Updates on tuberculosis imaging.
Authors
Affiliations (5)
Affiliations (5)
- Division of Nuclear Medicine and Molecular Imaging, Department of Radiology and Imaging Sciences, Emory University, Atlanta, GA, United States; Department of Nuclear Medicine, University of Pretoria, Pretoria, South Africa. Electronic address: [email protected].
- York St. John University, London, United Kingdom.
- Department of Radiology, Auckland City Hospital, Auckland, New Zealand.
- Department of Nuclear Medicine, University of Pretoria, Pretoria, South Africa; Nuclear Medicine Research Infrastructure (NuMeRI), Steve Biko Academic Hospital, Pretoria, South Africa.

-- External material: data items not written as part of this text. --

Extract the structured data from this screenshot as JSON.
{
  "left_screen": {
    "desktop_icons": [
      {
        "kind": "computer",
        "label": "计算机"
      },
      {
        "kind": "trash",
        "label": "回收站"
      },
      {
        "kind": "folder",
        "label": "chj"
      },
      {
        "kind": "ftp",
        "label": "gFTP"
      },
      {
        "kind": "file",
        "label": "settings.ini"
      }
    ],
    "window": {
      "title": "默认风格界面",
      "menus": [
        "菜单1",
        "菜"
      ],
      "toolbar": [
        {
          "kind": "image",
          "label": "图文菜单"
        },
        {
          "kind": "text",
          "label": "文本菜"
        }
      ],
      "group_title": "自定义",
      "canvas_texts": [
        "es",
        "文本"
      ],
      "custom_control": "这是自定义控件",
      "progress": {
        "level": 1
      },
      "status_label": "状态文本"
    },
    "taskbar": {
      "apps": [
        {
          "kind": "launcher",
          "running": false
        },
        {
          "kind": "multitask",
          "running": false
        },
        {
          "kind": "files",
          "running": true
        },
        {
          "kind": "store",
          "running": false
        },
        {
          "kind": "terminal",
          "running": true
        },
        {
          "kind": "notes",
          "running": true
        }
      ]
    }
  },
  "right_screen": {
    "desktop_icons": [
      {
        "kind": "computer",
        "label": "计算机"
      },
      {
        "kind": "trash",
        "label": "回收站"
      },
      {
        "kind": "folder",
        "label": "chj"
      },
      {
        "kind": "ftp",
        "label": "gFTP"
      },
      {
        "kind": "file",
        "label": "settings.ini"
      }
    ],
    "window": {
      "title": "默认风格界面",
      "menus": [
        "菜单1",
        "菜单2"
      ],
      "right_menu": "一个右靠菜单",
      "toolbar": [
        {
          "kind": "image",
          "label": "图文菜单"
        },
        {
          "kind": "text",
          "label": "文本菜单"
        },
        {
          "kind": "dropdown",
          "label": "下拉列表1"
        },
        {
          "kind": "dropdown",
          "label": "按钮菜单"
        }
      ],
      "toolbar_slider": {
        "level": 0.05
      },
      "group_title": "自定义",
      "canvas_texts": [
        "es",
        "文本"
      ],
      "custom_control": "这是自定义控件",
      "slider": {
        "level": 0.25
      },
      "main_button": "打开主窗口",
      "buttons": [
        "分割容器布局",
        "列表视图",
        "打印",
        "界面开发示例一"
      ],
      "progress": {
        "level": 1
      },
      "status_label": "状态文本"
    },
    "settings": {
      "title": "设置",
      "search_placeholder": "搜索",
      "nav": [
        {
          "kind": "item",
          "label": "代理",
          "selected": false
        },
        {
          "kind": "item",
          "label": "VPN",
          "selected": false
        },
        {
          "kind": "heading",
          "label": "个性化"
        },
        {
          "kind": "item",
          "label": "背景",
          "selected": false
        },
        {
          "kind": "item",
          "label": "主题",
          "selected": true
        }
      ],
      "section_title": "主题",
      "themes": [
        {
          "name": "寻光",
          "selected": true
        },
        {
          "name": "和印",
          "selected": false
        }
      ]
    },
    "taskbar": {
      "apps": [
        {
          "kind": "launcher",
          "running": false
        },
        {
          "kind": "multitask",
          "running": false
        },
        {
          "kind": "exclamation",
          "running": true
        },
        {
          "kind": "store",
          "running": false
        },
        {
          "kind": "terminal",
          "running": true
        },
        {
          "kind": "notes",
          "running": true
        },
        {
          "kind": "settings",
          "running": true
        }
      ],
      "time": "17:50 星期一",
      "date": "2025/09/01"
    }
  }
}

- Department of Radiology and Nuclear Medicine, Sultan Qaboos Comprehensive Cancer Care and Research Center, Muscat, Oman.
Abstract
Tuberculosis (TB) remains a leading infectious cause of morbidity and mortality worldwide, and major diagnostic and therapeutic challenges persist despite advances in microbiologic and molecular testing. Over the past decade, molecular imaging, especially with FDG PET/CT, has transformed our understanding of TB pathogenesis, the spectrum of early and subclinical disease, mechanisms of dissemination, and treatment response. This review synthesizes key recent developments in TB imaging, focusing on studies published since prior Seminars in Nuclear Medicine reviews. New non-human primate and human PET/CT data provide unprecedented insight into the spatial and temporal evolution of granulomas, demonstrating highly localized microanatomic seeding, bronchogenic spread pathways, and heterogeneous lesion biology that strongly influence treatment outcomes. Imaging studies in asymptomatic individuals reveal that metabolically active subclinical TB is common and strongly predictive of future progression, redefining the spectrum of latent infection. In treatment monitoring, FDG PET/CT consistently outperforms conventional microbiologic biomarkers, correlating with lesion-level sterilization and identifying patients at risk for relapse, particularly when persistent metabolic activity remains at the end of therapy. The introduction of emerging tracers, such as integrin-targeted probes, offers complementary characterization of granuloma angiogenesis, immune microenvironments, and host-pathogen dynamics beyond glucose metabolism. Future priorities include the development of TB-specific radiotracers, the integration of PET with advanced computational modeling and AI-based quantification, and the translation of imaging biomarkers into individualized treatment strategies and drug-development pipelines. Collectively, these advances position molecular imaging as a central tool in elucidating TB biology and accelerating progress toward improved diagnostic, therapeutic, and prevention strategies.